The nuclear/cytoplasmic ratio represents the significant changes that occur in the cell at a morphological level [17]. Alterations in nuclear/cytoplasmic ratio are included among the criteria for dysplastic changes [8]. In the present study, there was a significant increase in the nuclear/cytoplasmic area ratio of all habit groups with leukoplakia as compared to the control group. Hillman et al. reported a higher nuclear/cytoplasmic ratio in heavier smokers [39]. Bharath et al. observed a significant increase in mean nuclear/cytoplasmic ratio from standard samples through lesions to squamous cell carcinoma in reverse smokers [36]. Cowpe et al. [25] also found considerable elevation in mean nuclear/cytoplasmic ratio of the abnormal oral mucosal squamous cell. This was due to a significant increase in the mean nuclear area and a reduction in the mean cytoplasmic area [25].

In the present study, the mean cytoplasmic area was lowest in the combined habit group followed by chewing group and smoking group. The mean nuclear area was highest in the smoking group, followed by combined habit group and chewing group.

Hence mean nuclear/cytoplasmic area ratio was highest in combined habit group followed by the smoking group and chewing group. This aim that the combined habit of smoking and chewing causes predisposes oral mucosa to oral cancer as compared to a single habit. These cytomorphometric changes may be due to the effect of tobacco (smoking and chewing) on epithelial cells and its relation in the development of oral premalignant and malignant lesions [13,35]. The reduction in cellular diameter and increase in nuclear diameter can be an early indication of malignant changes, and this reflects the dysplastic changes taken place in premalignant lesions as compared to the normal oral mucosa. So, the premalignant lesions can be considered an intermediate stage in the range from normal to carcinoma [36].

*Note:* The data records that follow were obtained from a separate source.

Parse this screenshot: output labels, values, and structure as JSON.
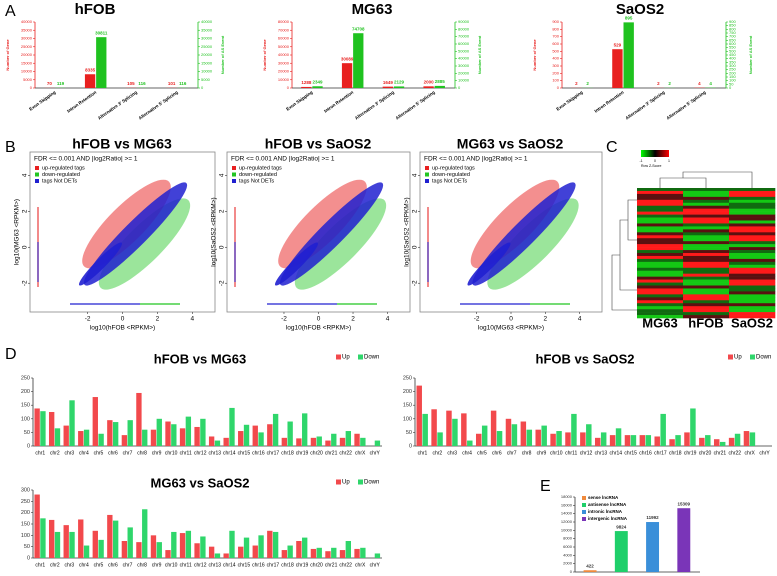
{
  "panel_labels": [
    "A",
    "B",
    "C",
    "D",
    "E"
  ],
  "chart_data": [
    {
      "type": "bar",
      "title": "hFOB",
      "categories": [
        "Exon Skipping",
        "Intron Retention",
        "Alternative 3' Splicing",
        "Alternative 5' Splicing"
      ],
      "series": [
        {
          "name": "Number of Gene",
          "color": "#e8201f",
          "values": [
            70,
            8335,
            105,
            101
          ]
        },
        {
          "name": "Number of AS Event",
          "color": "#1fc21f",
          "axis": "y2",
          "values": [
            119,
            30811,
            116,
            116
          ]
        }
      ],
      "ylim": [
        0,
        40000
      ],
      "yticks": [
        0,
        5000,
        10000,
        15000,
        20000,
        25000,
        30000,
        35000,
        40000
      ],
      "y2lim": [
        0,
        40000
      ],
      "y2ticks": [
        0,
        5000,
        10000,
        15000,
        20000,
        25000,
        30000,
        35000,
        40000
      ]
    },
    {
      "type": "bar",
      "title": "MG63",
      "categories": [
        "Exon Skipping",
        "Intron Retention",
        "Alternative 3' Splicing",
        "Alternative 5' Splicing"
      ],
      "series": [
        {
          "name": "Number of Gene",
          "color": "#e8201f",
          "values": [
            1288,
            30089,
            1649,
            2000
          ]
        },
        {
          "name": "Number of AS Event",
          "color": "#1fc21f",
          "axis": "y2",
          "values": [
            2349,
            74708,
            2129,
            2885
          ]
        }
      ],
      "ylim": [
        0,
        80000
      ],
      "yticks": [
        0,
        10000,
        20000,
        30000,
        40000,
        50000,
        60000,
        70000,
        80000
      ],
      "y2lim": [
        0,
        90000
      ],
      "y2ticks": [
        0,
        10000,
        20000,
        30000,
        40000,
        50000,
        60000,
        70000,
        80000,
        90000
      ]
    },
    {
      "type": "bar",
      "title": "SaOS2",
      "categories": [
        "Exon Skipping",
        "Intron Retention",
        "Alternative 3' Splicing",
        "Alternative 5' Splicing"
      ],
      "series": [
        {
          "name": "Number of Gene",
          "color": "#e8201f",
          "values": [
            2,
            529,
            2,
            4
          ]
        },
        {
          "name": "Number of AS Event",
          "color": "#1fc21f",
          "axis": "y2",
          "values": [
            2,
            895,
            2,
            4
          ]
        }
      ],
      "ylim": [
        0,
        900
      ],
      "yticks": [
        0,
        100,
        200,
        300,
        400,
        500,
        600,
        700,
        800,
        900
      ],
      "y2lim": [
        0,
        900
      ],
      "y2ticks": [
        0,
        50,
        100,
        150,
        200,
        250,
        300,
        350,
        400,
        450,
        500,
        550,
        600,
        650,
        700,
        750,
        800,
        850,
        900
      ]
    },
    {
      "type": "scatter",
      "title": "hFOB vs MG63",
      "xlabel": "log10(hFOB <RPKM>)",
      "ylabel": "log10(MG63 <RPKM>)",
      "annotation": "FDR <= 0.001 AND |log2Ratio| >= 1",
      "series": [
        {
          "name": "up-regulated tags",
          "color": "#e82020"
        },
        {
          "name": "down-regulated",
          "color": "#22c522"
        },
        {
          "name": "tags Not DETs",
          "color": "#2020d0"
        }
      ],
      "xlim": [
        -5.3,
        5.3
      ],
      "ylim": [
        -3.6,
        5.3
      ],
      "xticks": [
        -2,
        0,
        2,
        4
      ],
      "yticks": [
        -2,
        0,
        2,
        4
      ]
    },
    {
      "type": "scatter",
      "title": "hFOB vs SaOS2",
      "xlabel": "log10(hFOB <RPKM>)",
      "ylabel": "log10(SaOS2 <RPKM>)",
      "annotation": "FDR <= 0.001 AND |log2Ratio| >= 1",
      "series": [
        {
          "name": "up-regulated tags",
          "color": "#e82020"
        },
        {
          "name": "down-regulated",
          "color": "#22c522"
        },
        {
          "name": "tags Not DETs",
          "color": "#2020d0"
        }
      ],
      "xlim": [
        -5.3,
        5.3
      ],
      "ylim": [
        -3.6,
        5.3
      ],
      "xticks": [
        -2,
        0,
        2,
        4
      ],
      "yticks": [
        -2,
        0,
        2,
        4
      ]
    },
    {
      "type": "scatter",
      "title": "MG63 vs SaOS2",
      "xlabel": "log10(MG63 <RPKM>)",
      "ylabel": "log10(SaOS2 <RPKM>)",
      "annotation": "FDR <= 0.001 AND |log2Ratio| >= 1",
      "series": [
        {
          "name": "up-regulated tags",
          "color": "#e82020"
        },
        {
          "name": "down-regulated",
          "color": "#22c522"
        },
        {
          "name": "tags Not DETs",
          "color": "#2020d0"
        }
      ],
      "xlim": [
        -5.3,
        5.3
      ],
      "ylim": [
        -3.6,
        5.3
      ],
      "xticks": [
        -2,
        0,
        2,
        4
      ],
      "yticks": [
        -2,
        0,
        2,
        4
      ]
    },
    {
      "type": "heatmap",
      "columns": [
        "MG63",
        "hFOB",
        "SaOS2"
      ],
      "color_key_label": "Row Z-Score",
      "color_key_ticks": [
        -1,
        0,
        1
      ]
    },
    {
      "type": "bar",
      "title": "hFOB vs MG63",
      "legend": "upper right",
      "categories": [
        "chr1",
        "chr2",
        "chr3",
        "chr4",
        "chr5",
        "chr6",
        "chr7",
        "chr8",
        "chr9",
        "chr10",
        "chr11",
        "chr12",
        "chr13",
        "chr14",
        "chr15",
        "chr16",
        "chr17",
        "chr18",
        "chr19",
        "chr20",
        "chr21",
        "chr22",
        "chrX",
        "chrY"
      ],
      "series": [
        {
          "name": "Up",
          "color": "#f2494c",
          "values": [
            138,
            125,
            75,
            55,
            180,
            95,
            40,
            195,
            60,
            90,
            65,
            70,
            35,
            30,
            55,
            75,
            80,
            30,
            28,
            30,
            20,
            30,
            45,
            0
          ]
        },
        {
          "name": "Down",
          "color": "#2fd66b",
          "values": [
            128,
            65,
            168,
            60,
            45,
            88,
            95,
            60,
            100,
            80,
            108,
            100,
            20,
            140,
            78,
            50,
            118,
            90,
            120,
            35,
            45,
            55,
            30,
            20
          ]
        }
      ],
      "ylim": [
        0,
        250
      ],
      "yticks": [
        0,
        50,
        100,
        150,
        200,
        250
      ]
    },
    {
      "type": "bar",
      "title": "hFOB vs SaOS2",
      "legend": "upper right",
      "categories": [
        "chr1",
        "chr2",
        "chr3",
        "chr4",
        "chr5",
        "chr6",
        "chr7",
        "chr8",
        "chr9",
        "chr10",
        "chr11",
        "chr12",
        "chr13",
        "chr14",
        "chr15",
        "chr16",
        "chr17",
        "chr18",
        "chr19",
        "chr20",
        "chr21",
        "chr22",
        "chrX",
        "chrY"
      ],
      "series": [
        {
          "name": "Up",
          "color": "#f2494c",
          "values": [
            222,
            135,
            130,
            120,
            45,
            130,
            100,
            90,
            60,
            45,
            50,
            50,
            30,
            40,
            40,
            40,
            35,
            25,
            50,
            30,
            25,
            30,
            55,
            0
          ]
        },
        {
          "name": "Down",
          "color": "#2fd66b",
          "values": [
            118,
            50,
            100,
            20,
            75,
            55,
            80,
            60,
            75,
            55,
            118,
            80,
            50,
            65,
            40,
            40,
            118,
            40,
            138,
            40,
            15,
            45,
            50,
            0
          ]
        }
      ],
      "ylim": [
        0,
        250
      ],
      "yticks": [
        0,
        50,
        100,
        150,
        200,
        250
      ]
    },
    {
      "type": "bar",
      "title": "MG63 vs SaOS2",
      "legend": "upper right",
      "categories": [
        "chr1",
        "chr2",
        "chr3",
        "chr4",
        "chr5",
        "chr6",
        "chr7",
        "chr8",
        "chr9",
        "chr10",
        "chr11",
        "chr12",
        "chr13",
        "chr14",
        "chr15",
        "chr16",
        "chr17",
        "chr18",
        "chr19",
        "chr20",
        "chr21",
        "chr22",
        "chrX",
        "chrY"
      ],
      "series": [
        {
          "name": "Up",
          "color": "#f2494c",
          "values": [
            280,
            168,
            145,
            170,
            120,
            190,
            75,
            70,
            100,
            35,
            110,
            65,
            50,
            20,
            50,
            55,
            120,
            35,
            75,
            40,
            30,
            35,
            40,
            0
          ]
        },
        {
          "name": "Down",
          "color": "#2fd66b",
          "values": [
            175,
            115,
            115,
            55,
            80,
            165,
            135,
            215,
            70,
            115,
            120,
            95,
            20,
            120,
            90,
            100,
            115,
            55,
            90,
            45,
            45,
            75,
            45,
            20
          ]
        }
      ],
      "ylim": [
        0,
        300
      ],
      "yticks": [
        0,
        50,
        100,
        150,
        200,
        250,
        300
      ]
    },
    {
      "type": "bar",
      "legend": "upper left",
      "categories": [
        "sense lncRNA",
        "antisense lncRNA",
        "intronic lncRNA",
        "intergenic lncRNA"
      ],
      "values": [
        422,
        9824,
        11992,
        15309
      ],
      "colors": [
        "#f08a3c",
        "#1fcf6a",
        "#3a8fd9",
        "#7a35b8"
      ],
      "ylim": [
        0,
        18000
      ],
      "yticks": [
        0,
        2000,
        4000,
        6000,
        8000,
        10000,
        12000,
        14000,
        16000,
        18000
      ]
    }
  ]
}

The cellular changes occur at the molecular level during the transformation of healthy tissue to premalignancy or malignancy, before they are seen under the microscope and much before clinical changes become evident. Identification of high-risk oral premalignant lesions and intervention at premalignant stages can play an important key role in reducing mortality, morbidity and cost of oral squamous cell carcinoma associated treatment [40].

This study has assessed cytomorphometrical changes associated with the effect of tobacco use in leukoplakia and the results show that the alterations observed in the exfoliated buccal squamous of tobacco users are similar to those noted in histopathological sections of premalignant lesions resulted from the increased cellular activity. Therefore, this study supports the cause-effect relationship between tobacco use and oral precancer and cancer. The study has a limitation of a smaller sample size. Since the tobacco habits are prevalent in a large population, further studies are required with a larger sample size.

Conclusion

Cytomorphometric changes can be the earliest indicator of cellular and nuclear alterations. These changes suggest the influence of tobacco on the oral epithelium from normal to dysplasia, which can be useful for early indication of progression to the premalignant lesion. Exfoliative cytology, along with cytomorphometric analysis, can be of value for monitoring clinically suspicious lesions for early detection of malignancy. Exfoliative cytology can be of value as an adjunct to biopsy and also helps in the determination of the best site for biopsy for widespread white patches.